Thursday, June 17, 2010

Forgiveness

This one is slippery. 

Forgiveness cannot be contingent upon an apology. You do not accept a man's apology as restitution for his sin against you. That's too cheap for grace. You don't allow him to make it up to you. That also is too cheap for grace. To forgive is to accept the consequences of another man's sin as against you as your own instead of requiring that he do the one thing he cannot: pay you back. He can no more make it right than you can be made whole again by taking vengeance. Something has been broken. All you can do is freely give what has already been taken from you. If he takes your coat, then forgiveness is considering it lost.

The only way one can afford to take such a personal loss as sin will demand is if he has access to the riches of Christ. Then, whether it was reputation, power, freedom, security, or intimacy that was stolen by the sin, you can freely let go the debt because yours is an inexhaustible storehouse of wealth in Christ. 

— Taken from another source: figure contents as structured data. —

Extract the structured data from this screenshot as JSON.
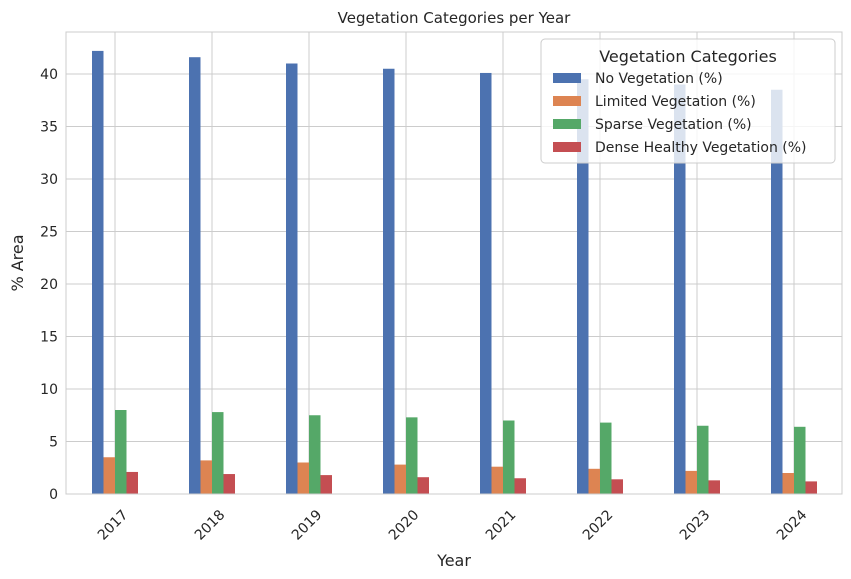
{
  "chart_data": {
    "type": "bar",
    "title": "Vegetation Categories per Year",
    "xlabel": "Year",
    "ylabel": "% Area",
    "categories": [
      "2017",
      "2018",
      "2019",
      "2020",
      "2021",
      "2022",
      "2023",
      "2024"
    ],
    "ylim": [
      0,
      44
    ],
    "yticks": [
      0,
      5,
      10,
      15,
      20,
      25,
      30,
      35,
      40
    ],
    "grid": true,
    "legend_title": "Vegetation Categories",
    "legend_position": "top-right",
    "series": [
      {
        "name": "No Vegetation (%)",
        "color": "#4c72b0",
        "values": [
          42.2,
          41.6,
          41.0,
          40.5,
          40.1,
          39.5,
          39.0,
          38.5
        ]
      },
      {
        "name": "Limited Vegetation (%)",
        "color": "#dd8452",
        "values": [
          3.5,
          3.2,
          3.0,
          2.8,
          2.6,
          2.4,
          2.2,
          2.0
        ]
      },
      {
        "name": "Sparse Vegetation (%)",
        "color": "#55a868",
        "values": [
          8.0,
          7.8,
          7.5,
          7.3,
          7.0,
          6.8,
          6.5,
          6.4
        ]
      },
      {
        "name": "Dense Healthy Vegetation (%)",
        "color": "#c44e52",
        "values": [
          2.1,
          1.9,
          1.8,
          1.6,
          1.5,
          1.4,
          1.3,
          1.2
        ]
      }
    ]
  }
}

If he does change after you've forgiven him, it will not be in payment to you against the debt he has incurred. It will be in response to the payment in full you have already accepted on his behalf. This grace will change your life and his as you both experience the mind of Christ.

2 comments:

Halcyon said...

Very well said.

Forgiveness is superior to all other forms of restitution b/c broken and lost people are worth fixing more than broken or lost things.

John David Walt said...

Thoughtful.

Making it even simpler--forgiveness is the willful decision not to retaliate in any way, shape or form.